Şimdi, işlerin çoğunu Bakanlık yapacak. Kurulun az çok, yine TOBB'dan gelen, esnaf sanatkârlar, Odalar Birliğinden gelen, Barolar Birliğinden gelen, Noterler Birliğinden gelen temsilcileri var, 8'in 7'si oradan geliyor. 8 tanesi tamamen Bakanlığa bağlı olan birimlerden geliyor. Şunu diyebiliriz: Ya kurulun hiç olmazsa görevlerini biraz arttıralım. Yani daire başkanlığı hemen hemen tüm kanundaki görevleri üstlenmiş gibi. Kurul senede iki kere toplanacak "Ya bunu da dört kez toplayalım." dedik yani üçer ay arayla dört kere toplansın yıl içerisinde, biraz daha yetkileri arttırılsın, daha fazla yetkileri olsun. Yani sınavı Bakanlık yapacak, yani bu ara bulucularla ilgili sınavı. Eğitim iznini kimler veriyor? İşte, hukuk fakülteleri verecek, Barolar Birliği verecek -onu da önergeyle Komisyonda ilave etmiştik- Adalet Akademisi verecek. Bu eğitim iznini de değerli arkadaşlar kurul veremiyor. Şimdi baktım ben -orada, bayağı Komisyonda da konuşmuştuk- eğitim iznini Bakanlık verecek ama eğitim iznini iptal etme yetkisini kurula vermiş yani bu da bir tuhaf, tezat olay, iptali kurulda ama izin Bakanlıkta.

Yani kurul bir anlamda sembolik bir hâle getirilmiş durumda burada. Denetimi kurul yapamayacak, denetim yine Bakanlık tarafından yani ara bulucularla ilgili denetimi kurul yapamayacak.

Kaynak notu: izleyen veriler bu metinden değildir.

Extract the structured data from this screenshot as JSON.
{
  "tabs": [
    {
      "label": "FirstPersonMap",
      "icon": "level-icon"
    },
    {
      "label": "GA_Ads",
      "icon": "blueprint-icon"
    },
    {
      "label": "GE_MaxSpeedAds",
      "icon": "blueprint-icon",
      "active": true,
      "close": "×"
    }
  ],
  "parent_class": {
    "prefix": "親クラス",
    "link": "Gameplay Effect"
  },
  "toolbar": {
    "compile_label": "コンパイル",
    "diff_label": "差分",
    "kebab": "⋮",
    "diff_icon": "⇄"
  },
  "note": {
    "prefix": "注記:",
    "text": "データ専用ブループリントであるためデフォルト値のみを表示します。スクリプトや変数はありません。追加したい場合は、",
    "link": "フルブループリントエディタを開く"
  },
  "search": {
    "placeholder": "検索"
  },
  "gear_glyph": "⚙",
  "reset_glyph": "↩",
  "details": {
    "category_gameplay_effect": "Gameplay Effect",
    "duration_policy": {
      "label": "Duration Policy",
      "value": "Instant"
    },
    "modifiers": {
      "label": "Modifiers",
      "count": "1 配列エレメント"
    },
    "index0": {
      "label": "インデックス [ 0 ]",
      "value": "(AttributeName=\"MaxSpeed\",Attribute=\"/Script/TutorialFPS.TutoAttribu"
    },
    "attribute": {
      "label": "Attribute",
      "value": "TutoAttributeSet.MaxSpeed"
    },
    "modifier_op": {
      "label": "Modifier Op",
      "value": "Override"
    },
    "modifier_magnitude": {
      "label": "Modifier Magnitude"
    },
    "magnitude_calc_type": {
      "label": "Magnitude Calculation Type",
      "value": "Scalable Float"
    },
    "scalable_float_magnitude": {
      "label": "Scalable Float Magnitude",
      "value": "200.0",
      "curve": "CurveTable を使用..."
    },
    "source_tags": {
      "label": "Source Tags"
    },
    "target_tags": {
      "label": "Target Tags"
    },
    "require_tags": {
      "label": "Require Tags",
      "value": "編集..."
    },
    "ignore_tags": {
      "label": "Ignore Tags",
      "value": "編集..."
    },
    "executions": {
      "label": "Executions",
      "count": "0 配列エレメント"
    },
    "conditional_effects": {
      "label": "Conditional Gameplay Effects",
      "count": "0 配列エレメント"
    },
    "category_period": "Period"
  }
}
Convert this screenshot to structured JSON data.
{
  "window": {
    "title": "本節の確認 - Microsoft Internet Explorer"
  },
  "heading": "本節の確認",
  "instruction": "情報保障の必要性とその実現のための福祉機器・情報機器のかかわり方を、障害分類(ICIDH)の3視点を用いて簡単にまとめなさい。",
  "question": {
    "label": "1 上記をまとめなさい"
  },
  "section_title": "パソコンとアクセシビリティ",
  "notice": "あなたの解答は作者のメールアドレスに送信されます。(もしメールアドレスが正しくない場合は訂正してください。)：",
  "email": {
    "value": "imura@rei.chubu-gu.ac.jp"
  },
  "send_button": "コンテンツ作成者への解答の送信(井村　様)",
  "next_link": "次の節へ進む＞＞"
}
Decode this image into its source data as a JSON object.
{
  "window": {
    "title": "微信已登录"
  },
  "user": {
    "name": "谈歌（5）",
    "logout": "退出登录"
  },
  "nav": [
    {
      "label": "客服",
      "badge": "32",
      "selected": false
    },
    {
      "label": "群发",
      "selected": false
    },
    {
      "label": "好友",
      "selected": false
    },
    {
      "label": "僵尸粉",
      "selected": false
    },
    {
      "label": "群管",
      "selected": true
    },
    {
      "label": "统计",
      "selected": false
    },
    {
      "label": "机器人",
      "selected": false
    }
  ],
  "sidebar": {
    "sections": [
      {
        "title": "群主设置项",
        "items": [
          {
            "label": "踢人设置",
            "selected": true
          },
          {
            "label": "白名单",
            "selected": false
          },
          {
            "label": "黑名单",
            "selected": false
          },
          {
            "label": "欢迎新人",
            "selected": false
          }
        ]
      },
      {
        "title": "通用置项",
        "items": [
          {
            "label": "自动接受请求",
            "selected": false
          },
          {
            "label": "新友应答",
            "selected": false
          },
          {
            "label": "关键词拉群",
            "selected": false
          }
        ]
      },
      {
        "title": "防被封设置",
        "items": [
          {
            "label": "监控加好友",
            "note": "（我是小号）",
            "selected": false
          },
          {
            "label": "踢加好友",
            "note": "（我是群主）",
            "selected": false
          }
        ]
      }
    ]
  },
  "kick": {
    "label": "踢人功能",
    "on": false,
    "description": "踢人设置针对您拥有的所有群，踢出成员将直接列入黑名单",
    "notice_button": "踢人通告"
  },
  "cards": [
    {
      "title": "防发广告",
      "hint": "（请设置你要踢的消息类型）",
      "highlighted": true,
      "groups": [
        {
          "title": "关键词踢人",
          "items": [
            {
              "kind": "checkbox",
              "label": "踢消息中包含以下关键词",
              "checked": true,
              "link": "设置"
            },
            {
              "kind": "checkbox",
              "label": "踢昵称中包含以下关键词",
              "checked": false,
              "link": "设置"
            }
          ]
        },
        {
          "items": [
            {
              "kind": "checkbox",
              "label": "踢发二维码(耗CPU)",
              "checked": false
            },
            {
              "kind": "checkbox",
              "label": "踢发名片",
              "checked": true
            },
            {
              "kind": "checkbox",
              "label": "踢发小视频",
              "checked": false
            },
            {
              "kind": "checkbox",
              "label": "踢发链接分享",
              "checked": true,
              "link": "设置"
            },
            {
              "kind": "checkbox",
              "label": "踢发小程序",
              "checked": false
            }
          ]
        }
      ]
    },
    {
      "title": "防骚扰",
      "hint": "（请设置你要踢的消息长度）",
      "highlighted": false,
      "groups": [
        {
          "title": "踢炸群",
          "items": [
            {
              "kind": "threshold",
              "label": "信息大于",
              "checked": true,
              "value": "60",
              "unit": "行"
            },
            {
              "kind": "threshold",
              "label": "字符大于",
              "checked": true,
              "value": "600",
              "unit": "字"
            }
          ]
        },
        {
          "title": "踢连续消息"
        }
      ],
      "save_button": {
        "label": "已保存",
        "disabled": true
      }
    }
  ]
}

Kurula ne görevler verilmiş? Denetimle ilgili görüş bildirecek. Nereye? İşte, Hukuk İşleri Genel Müdürlüğüne veya Daire Başkanlığına. Efendim, harç miktarlarını belirleyecek, aidatları belirleyecek, böyle bir tablo.

Şimdi, tabii burada ne kadar iyi niyet var? Avrupa'da -işte, arkadaşlarımız, İngiltere'de gördük- denetimi kim yapıyor, eğitimi kimler veriyor, hükûmet, bakanlık ne kadar işin içerisinde? Tamamen bağımsız bir hâle gelmiş ama bizde tamamen Bakanlığın vesayeti içerisinde?

(Mikrofon otomatik cihaz tarafından kapatıldı)

TURGUT DİBEK (Devamla) - ?siyasi iradenin vesayeti içerisinde bir kurul ve yapı.

Teşekkür ederim. (CHP sıralarından alkışlar)

BAŞKAN - Teşekkür ediyoruz Sayın Dibek.